Since optimization on Riemannian manifolds relies on the chosen metric, it is appealing to know that how the performance of a Riemannian optimization method varies with different metrics and how to exquisitely construct a metric such that a method can be accelerated. To this end, we propose a general framework for optimization problems on product manifolds where the search space is endowed with a preconditioned metric, and we develop the Riemannian gradient descent and Riemannian conjugate gradient methods under this metric. Specifically, the metric is constructed by an operator that aims to approximate the diagonal blocks of the Riemannian Hessian of the cost function, which has a preconditioning effect. We explain the relationship between the proposed methods and the variable metric methods, and show that various existing methods, e.g., the Riemannian Gauss--Newton method, can be interpreted by the proposed framework with specific metrics. In addition, we tailor new preconditioned metrics and adapt the proposed Riemannian methods to the canonical correlation analysis and the truncated singular value decomposition problems, and we propose the Gauss--Newton method to solve the tensor ring completion problem. Numerical results among these applications verify that a delicate metric does accelerate the Riemannian optimization methods.

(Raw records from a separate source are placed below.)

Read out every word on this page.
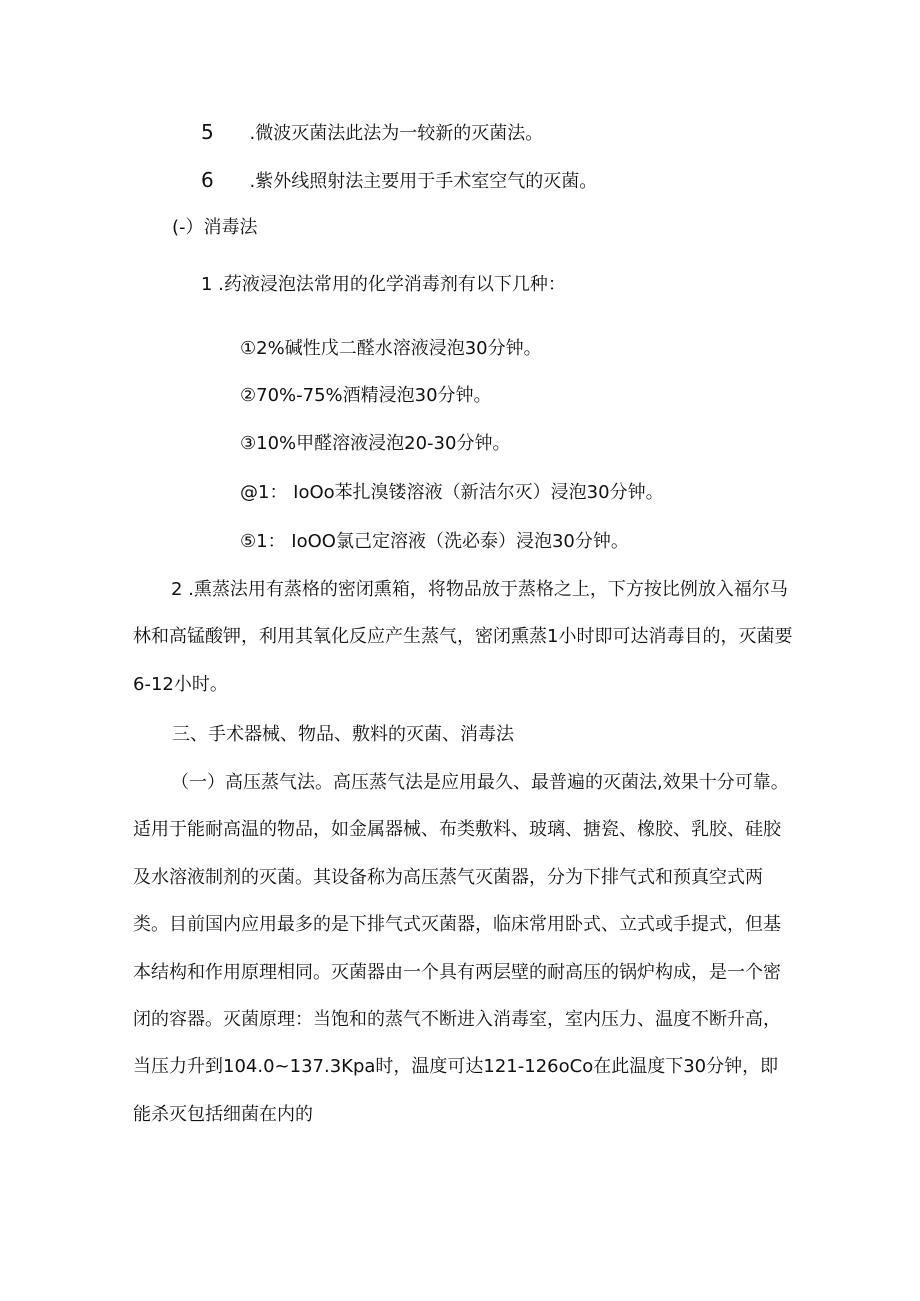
5 .微波灭菌法此法为一较新的灭菌法。
6 .紫外线照射法主要用于手术室空气的灭菌。
(-）消毒法
1 .药液浸泡法常用的化学消毒剂有以下几种：
①2%碱性戊二醛水溶液浸泡30分钟。
②70%-75%酒精浸泡30分钟。
③10%甲醛溶液浸泡20-30分钟。
@1： IoOo苯扎溴镂溶液（新洁尔灭）浸泡30分钟。
⑤1： IoOO氯己定溶液（洗必泰）浸泡30分钟。

2 .熏蒸法用有蒸格的密闭熏箱，将物品放于蒸格之上，下方按比例放入福尔马林和高锰酸钾，利用其氧化反应产生蒸气，密闭熏蒸1小时即可达消毒目的，灭菌要6-12小时。

三、手术器械、物品、敷料的灭菌、消毒法

（一）高压蒸气法。高压蒸气法是应用最久、最普遍的灭菌法,效果十分可靠。适用于能耐高温的物品，如金属器械、布类敷料、玻璃、搪瓷、橡胶、乳胶、硅胶及水溶液制剂的灭菌。其设备称为高压蒸气灭菌器，分为下排气式和预真空式两类。目前国内应用最多的是下排气式灭菌器，临床常用卧式、立式或手提式，但基本结构和作用原理相同。灭菌器由一个具有两层壁的耐高压的锅炉构成，是一个密闭的容器。灭菌原理：当饱和的蒸气不断进入消毒室，室内压力、温度不断升高，当压力升到104.0~137.3Kpa时，温度可达121-126oCo在此温度下30分钟，即能杀灭包括细菌在内的
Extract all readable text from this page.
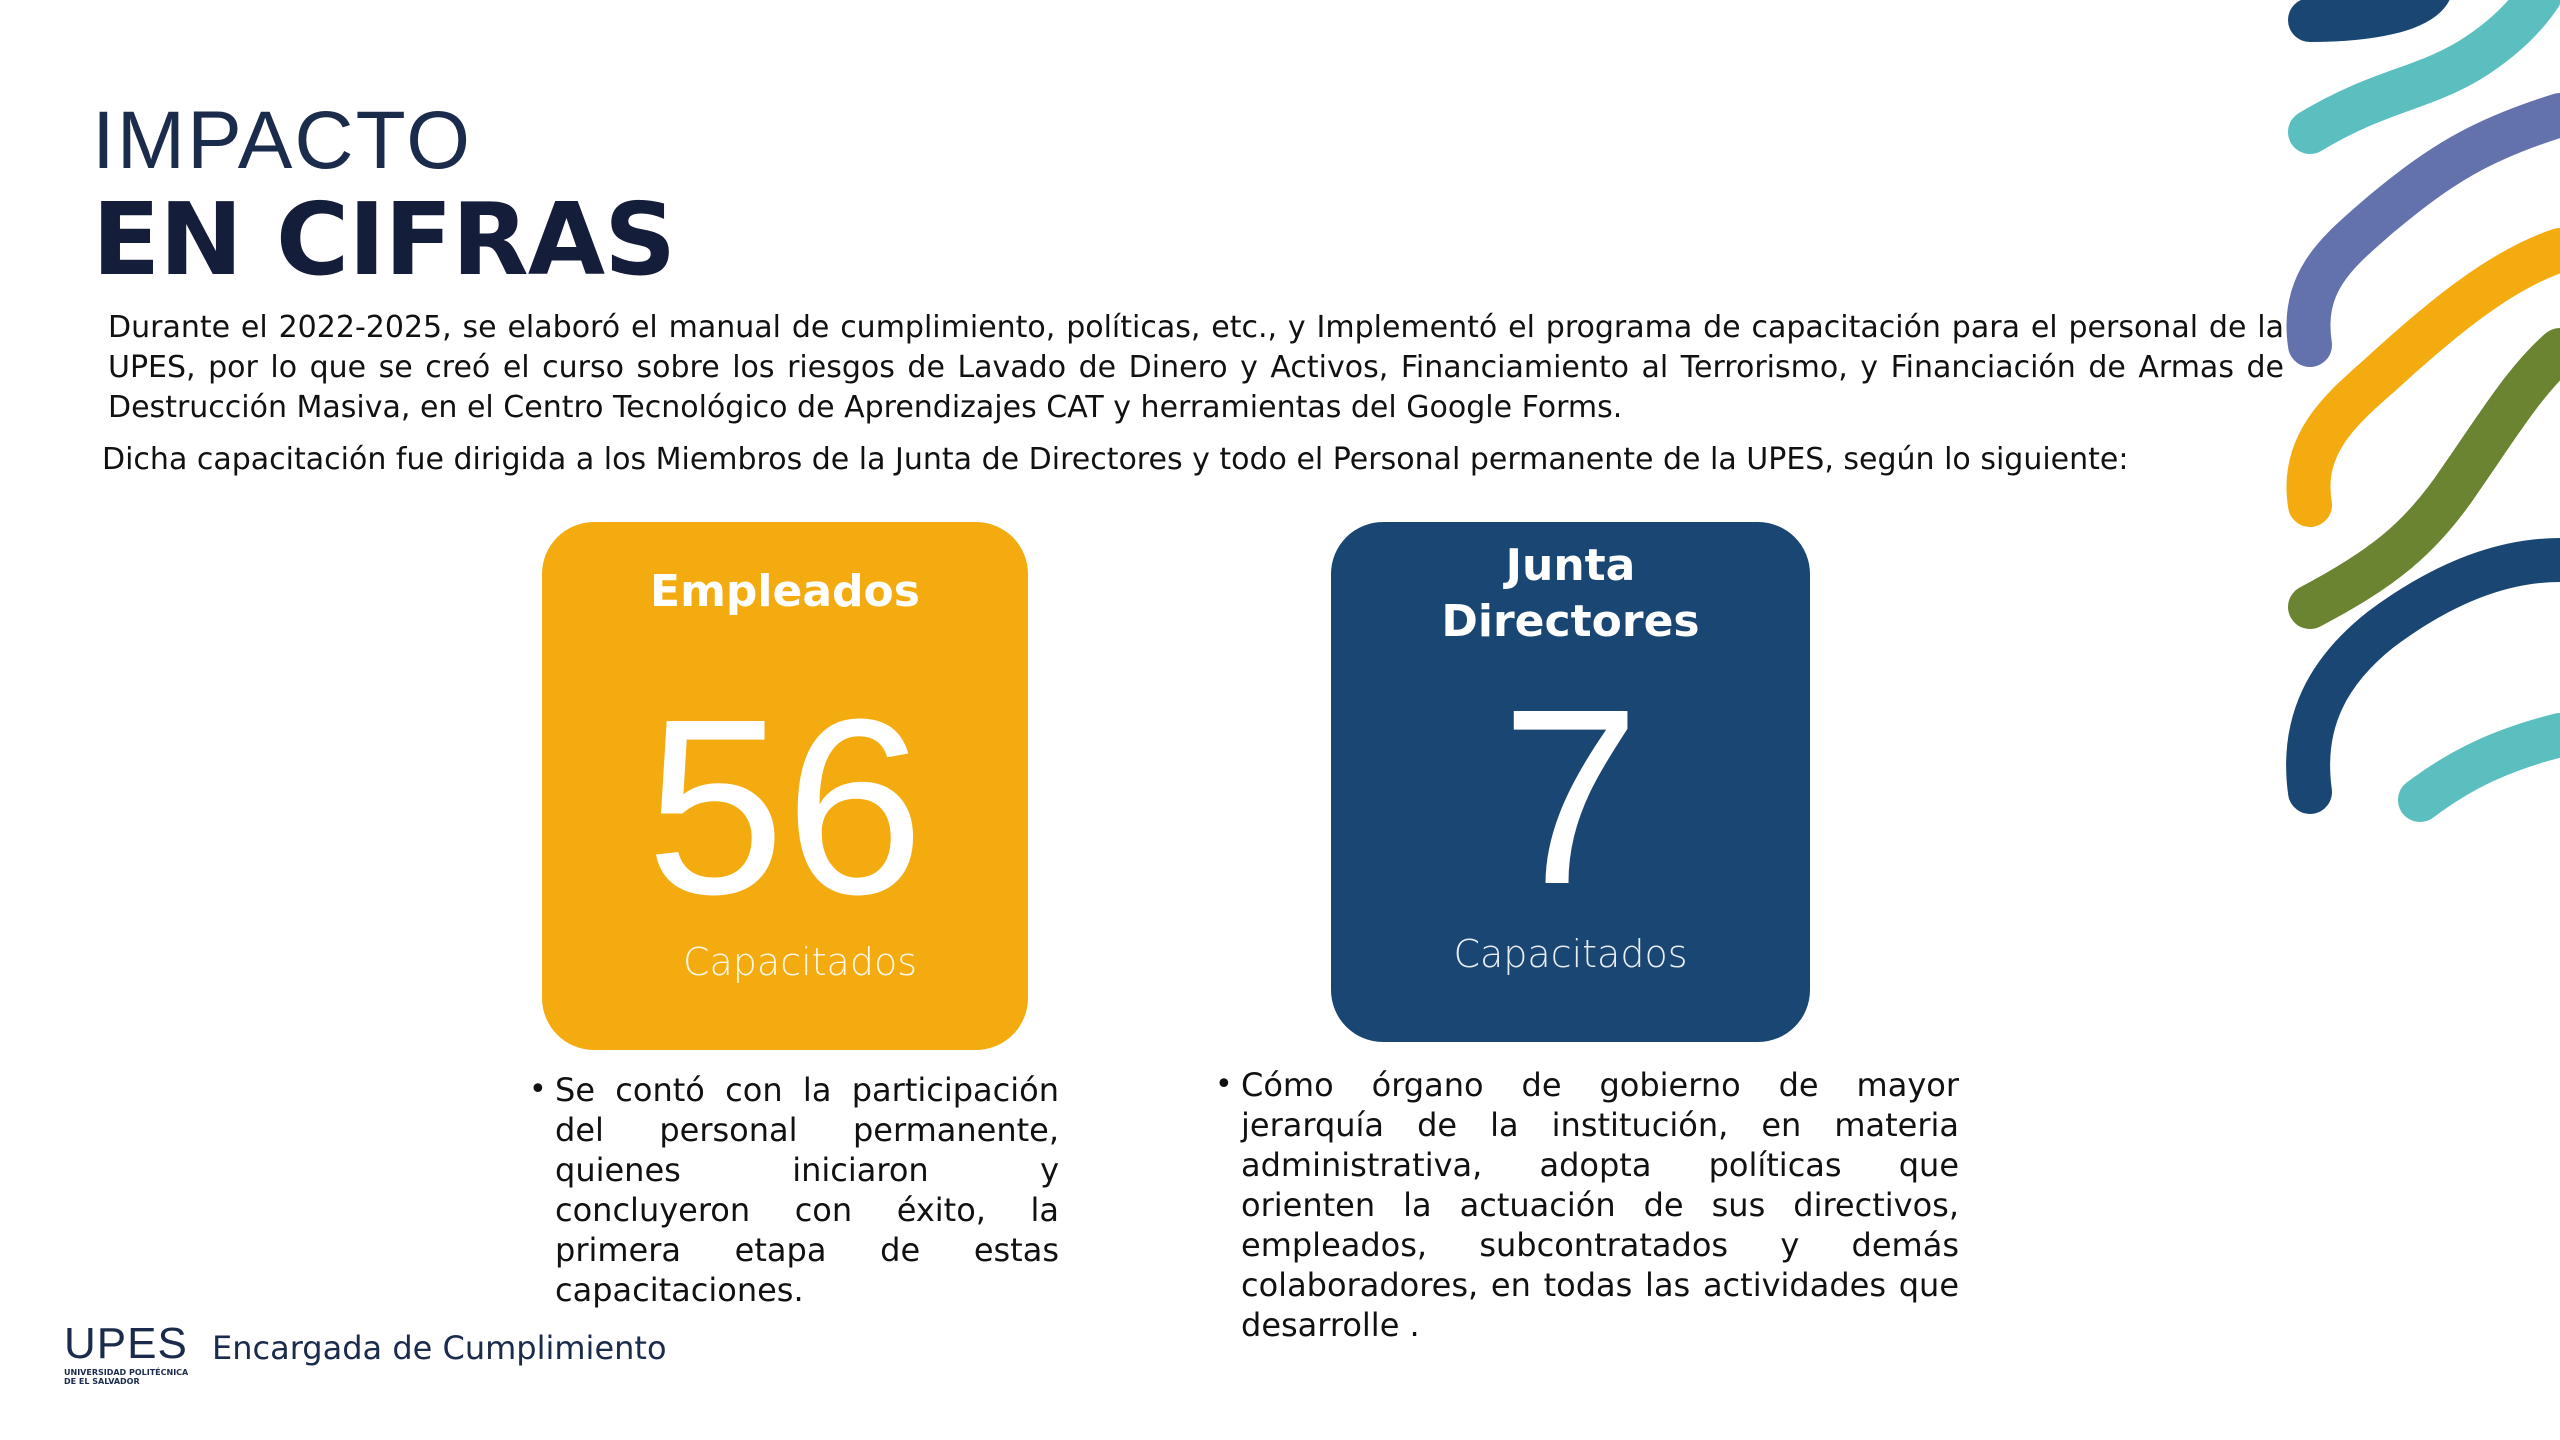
IMPACTO
EN CIFRAS
Durante el 2022-2025, se elaboró el manual de cumplimiento, políticas, etc., y Implementó el programa de capacitación para el personal de la UPES, por lo que se creó el curso sobre los riesgos de Lavado de Dinero y Activos, Financiamiento al Terrorismo, y Financiación de Armas de Destrucción Masiva, en el Centro Tecnológico de Aprendizajes CAT y herramientas del Google Forms.
Dicha capacitación fue dirigida a los Miembros de la Junta de Directores y todo el Personal permanente de la UPES, según lo siguiente:
Empleados
56
Capacitados
Junta
Directores
7
Capacitados
• Se contó con la participación del personal permanente, quienes iniciaron y concluyeron con éxito, la primera etapa de estas capacitaciones.
• Cómo órgano de gobierno de mayor jerarquía de la institución, en materia administrativa, adopta políticas que orienten la actuación de sus directivos, empleados, subcontratados y demás colaboradores, en todas las actividades que desarrolle .
UPES
UNIVERSIDAD POLITÉCNICA
DE EL SALVADOR
Encargada de Cumplimiento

翻译：由于黎曼流形上的优化依赖于所选度量，了解不同度量如何影响黎曼优化方法的性能，以及如何精巧地构造度量以加速方法，具有重要意义。为此，我们提出一个基于预条件度量的乘积流形优化问题通用框架，并在此度量下发展了黎曼梯度下降法和黎曼共轭梯度法。具体而言，该度量由旨在近似代价函数黎曼海森矩阵对角块的算子构造而成，具有预条件效果。我们阐释了所提方法与变度量方法之间的关系，并表明多种现有方法（如黎曼高斯-牛顿法）可通过具有特定度量的所提框架进行解释。此外，我们针对典型相关分析和截断奇异值分解问题，定制了新的预条件度量并调整了所提黎曼方法，同时提出高斯-牛顿法求解张量环完备问题。这些应用中的数值结果验证了精心设计的度量确实能够加速黎曼优化方法。